See this related question:
How do you properly use namespaces in C++?
Although it does not help you, the error from GCC 4.1.2 is incorrect. The log in log::Log can only refer to a class or namespace name.
If your code also needs to compile with GCC 4.1.2, then there are two options:
Use the fully qualified name foo::log::Log
Use a namespace alias:
namespace log1 = foo::log;
log1::Log logger;
cmath uses ::log for some reason to get it from the global scope and can't decide between the function and your namespace.

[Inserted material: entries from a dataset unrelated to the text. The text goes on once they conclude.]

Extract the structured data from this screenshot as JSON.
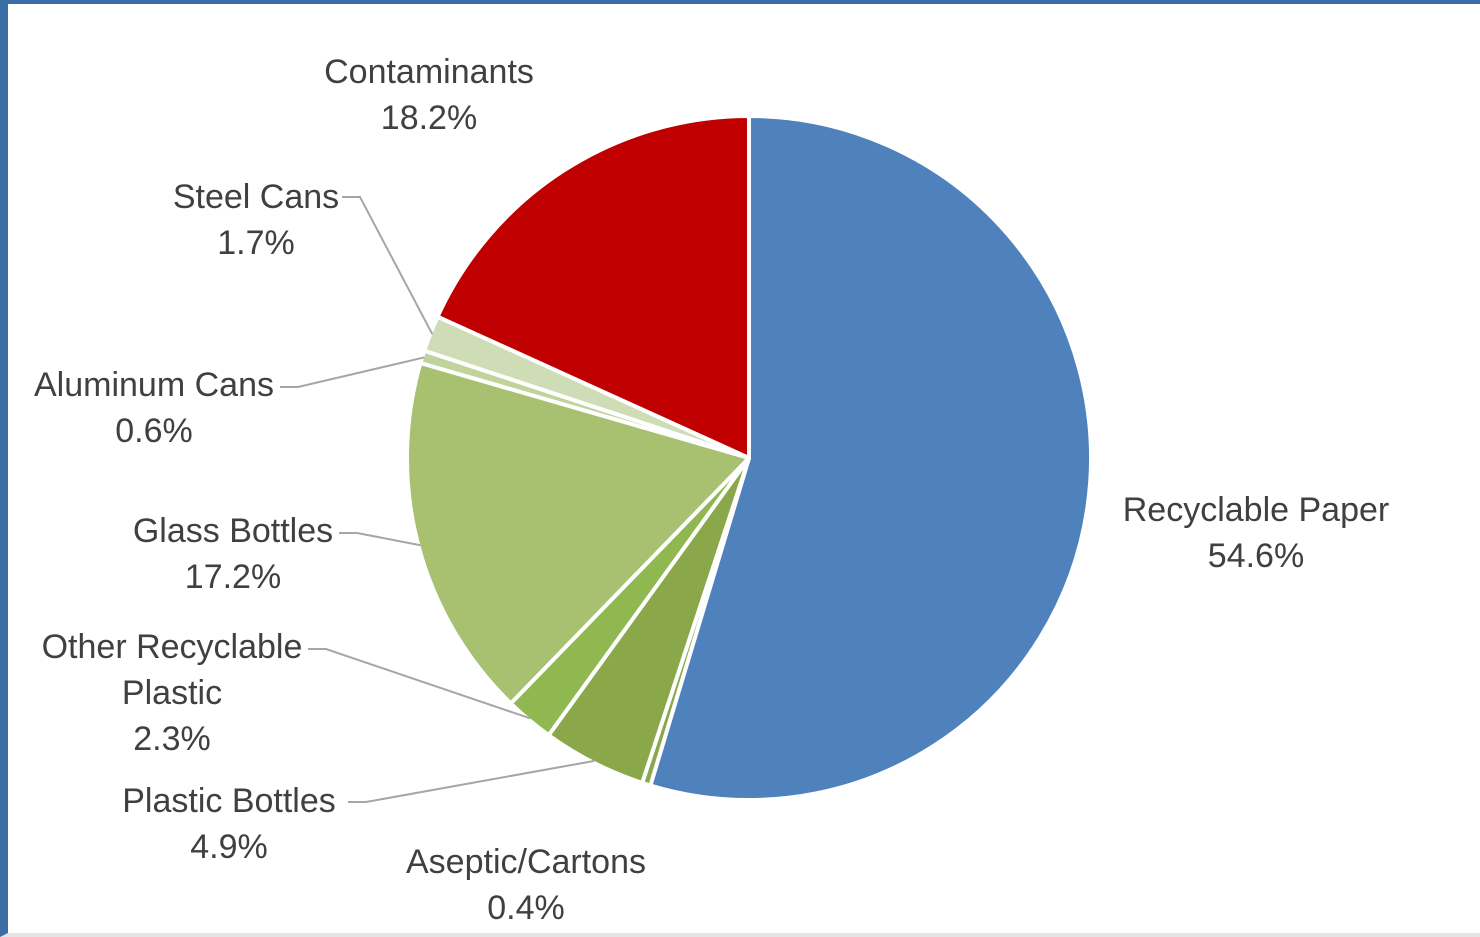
{
  "chart_data": {
    "type": "pie",
    "title": "",
    "start_angle_deg": 0,
    "direction": "clockwise",
    "slices": [
      {
        "name": "Recyclable Paper",
        "value": 54.6,
        "pct_label": "54.6%",
        "color": "#4f81bd"
      },
      {
        "name": "Aseptic/Cartons",
        "value": 0.4,
        "pct_label": "0.4%",
        "color": "#8aa84a"
      },
      {
        "name": "Plastic Bottles",
        "value": 4.9,
        "pct_label": "4.9%",
        "color": "#8aa84a"
      },
      {
        "name": "Other Recyclable Plastic",
        "value": 2.3,
        "pct_label": "2.3%",
        "color": "#90b851"
      },
      {
        "name": "Glass Bottles",
        "value": 17.2,
        "pct_label": "17.2%",
        "color": "#a7c170"
      },
      {
        "name": "Aluminum Cans",
        "value": 0.6,
        "pct_label": "0.6%",
        "color": "#c0d39b"
      },
      {
        "name": "Steel Cans",
        "value": 1.7,
        "pct_label": "1.7%",
        "color": "#cfddb6"
      },
      {
        "name": "Contaminants",
        "value": 18.2,
        "pct_label": "18.2%",
        "color": "#c00000"
      }
    ],
    "labels": [
      {
        "lines": [
          "Recyclable Paper",
          "54.6%"
        ]
      },
      {
        "lines": [
          "Aseptic/Cartons",
          "0.4%"
        ]
      },
      {
        "lines": [
          "Plastic Bottles",
          "4.9%"
        ]
      },
      {
        "lines": [
          "Other Recyclable",
          "Plastic",
          "2.3%"
        ]
      },
      {
        "lines": [
          "Glass Bottles",
          "17.2%"
        ]
      },
      {
        "lines": [
          "Aluminum Cans",
          "0.6%"
        ]
      },
      {
        "lines": [
          "Steel Cans",
          "1.7%"
        ]
      },
      {
        "lines": [
          "Contaminants",
          "18.2%"
        ]
      }
    ],
    "legend": "none"
  }
}
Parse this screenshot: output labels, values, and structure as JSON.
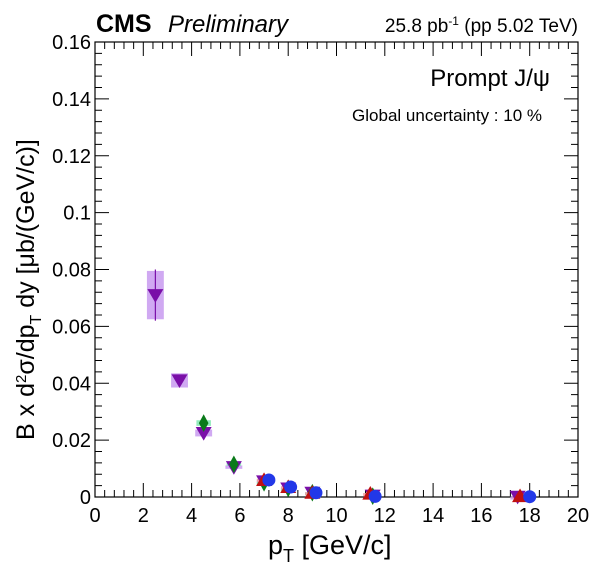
{
  "header": {
    "experiment": "CMS",
    "status": "Preliminary",
    "lumi_value": "25.8 pb",
    "lumi_exp": "-1",
    "lumi_rest": " (pp 5.02 TeV)"
  },
  "annotations": {
    "process": "Prompt J/ψ",
    "global_uncertainty": "Global uncertainty : 10 %"
  },
  "colors": {
    "purple": "#7a0fa8",
    "purple_box": "#c89af0",
    "green": "#0a7a1a",
    "green_box": "#7fe8b0",
    "red": "#c01010",
    "red_box": "#f0a0a0",
    "blue": "#2238e8",
    "blue_box": "#9fb0f8"
  },
  "chart_data": {
    "type": "scatter",
    "xlabel_main": "p",
    "xlabel_sub": "T",
    "xlabel_rest": " [GeV/c]",
    "ylabel": "B x d²σ/dp_T dy [μb/(GeV/c)]",
    "xlim": [
      0,
      20
    ],
    "ylim": [
      0,
      0.16
    ],
    "x_ticks": [
      "0",
      "2",
      "4",
      "6",
      "8",
      "10",
      "12",
      "14",
      "16",
      "18",
      "20"
    ],
    "y_ticks": [
      "0",
      "0.02",
      "0.04",
      "0.06",
      "0.08",
      "0.1",
      "0.12",
      "0.14",
      "0.16"
    ],
    "series": [
      {
        "marker": "triangle-down",
        "color_key": "purple",
        "points": [
          {
            "x": 2.5,
            "y": 0.071,
            "stat": 0.009,
            "syst": 0.0085,
            "xw": 0.35
          },
          {
            "x": 3.5,
            "y": 0.041,
            "stat": 0.001,
            "syst": 0.0025,
            "xw": 0.35
          },
          {
            "x": 4.5,
            "y": 0.0225,
            "stat": 0.001,
            "syst": 0.0012,
            "xw": 0.35
          },
          {
            "x": 5.75,
            "y": 0.0105,
            "stat": 0.0005,
            "syst": 0.0006,
            "xw": 0.35
          },
          {
            "x": 7.0,
            "y": 0.0055,
            "stat": 0.0003,
            "syst": 0.0004,
            "xw": 0.3
          },
          {
            "x": 8.0,
            "y": 0.003,
            "stat": 0.0002,
            "syst": 0.0003,
            "xw": 0.3
          },
          {
            "x": 9.0,
            "y": 0.0015,
            "stat": 0.0001,
            "syst": 0.0002,
            "xw": 0.3
          },
          {
            "x": 11.5,
            "y": 0.0005,
            "stat": 0.0001,
            "syst": 0.0001,
            "xw": 0.3
          },
          {
            "x": 17.5,
            "y": 0.0001,
            "stat": 5e-05,
            "syst": 5e-05,
            "xw": 0.3
          }
        ]
      },
      {
        "marker": "diamond",
        "color_key": "green",
        "points": [
          {
            "x": 4.5,
            "y": 0.026,
            "stat": 0.001,
            "syst": 0.001,
            "xw": 0.3
          },
          {
            "x": 5.75,
            "y": 0.0115,
            "stat": 0.0005,
            "syst": 0.0005,
            "xw": 0.3
          },
          {
            "x": 7.0,
            "y": 0.005,
            "stat": 0.0003,
            "syst": 0.0003,
            "xw": 0.3
          },
          {
            "x": 8.0,
            "y": 0.003,
            "stat": 0.0002,
            "syst": 0.0002,
            "xw": 0.3
          },
          {
            "x": 9.0,
            "y": 0.0015,
            "stat": 0.0001,
            "syst": 0.0001,
            "xw": 0.3
          },
          {
            "x": 11.5,
            "y": 0.0003,
            "stat": 0.0001,
            "syst": 0.0001,
            "xw": 0.3
          }
        ]
      },
      {
        "marker": "triangle-up",
        "color_key": "red",
        "points": [
          {
            "x": 7.0,
            "y": 0.006,
            "stat": 0.0003,
            "syst": 0.0004,
            "xw": 0.3
          },
          {
            "x": 8.0,
            "y": 0.0035,
            "stat": 0.0002,
            "syst": 0.0003,
            "xw": 0.3
          },
          {
            "x": 9.0,
            "y": 0.0015,
            "stat": 0.0001,
            "syst": 0.0002,
            "xw": 0.3
          },
          {
            "x": 11.4,
            "y": 0.0012,
            "stat": 0.0001,
            "syst": 0.0002,
            "xw": 0.3
          },
          {
            "x": 17.6,
            "y": 0.0003,
            "stat": 0.0001,
            "syst": 0.0001,
            "xw": 0.3
          }
        ]
      },
      {
        "marker": "circle",
        "color_key": "blue",
        "points": [
          {
            "x": 7.2,
            "y": 0.006,
            "stat": 0.0003,
            "syst": 0.0003,
            "xw": 0.2
          },
          {
            "x": 8.1,
            "y": 0.0035,
            "stat": 0.0002,
            "syst": 0.0002,
            "xw": 0.2
          },
          {
            "x": 9.15,
            "y": 0.0015,
            "stat": 0.0001,
            "syst": 0.0001,
            "xw": 0.2
          },
          {
            "x": 11.6,
            "y": 0.0002,
            "stat": 0.0001,
            "syst": 0.0001,
            "xw": 0.2
          },
          {
            "x": 18.0,
            "y": 0.0001,
            "stat": 5e-05,
            "syst": 5e-05,
            "xw": 0.2
          }
        ]
      }
    ]
  }
}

Namespaces keep code contained to prevent confusion and pollution of function signatures.
Here's a complete and documented demo of proper namespace usage:
#include <iostream>
#include <cmath> // Uses ::log, which would be the log() here if it were not in a namespace, see https://stackoverflow.com/questions/11892976/why-is-my-log-in-the-std-namespace
// Silently overrides std::log
//double log(double d) { return 420; }
namespace uniquename {
using namespace std; // So we don't have to waste space on std:: when not needed.
double log(double d) {
return 42;
}
int main() {
cout << "Our log: " << log(4.2) << endl;
cout << "Standard log: " << std::log(4.2);
return 0;
}
}
// Global wrapper for our contained code.
int main() {
return uniquename::main();
}
Output:
Our log: 42
Standard log: 1.43508
In c++0x or c++11, the following should work, compile with -std=c++0x or -std=c++11:
#include <iostream>
#include <math.h>
namespace ___ {
namespace log {
void init() {
std::cout << "log::init()" << std::endl;
}
} // namespace log
} // namespace ___
using namespace ___;
int main() {
log::init();
std::cout << ::log(3.2) << std::endl;
return 0;
}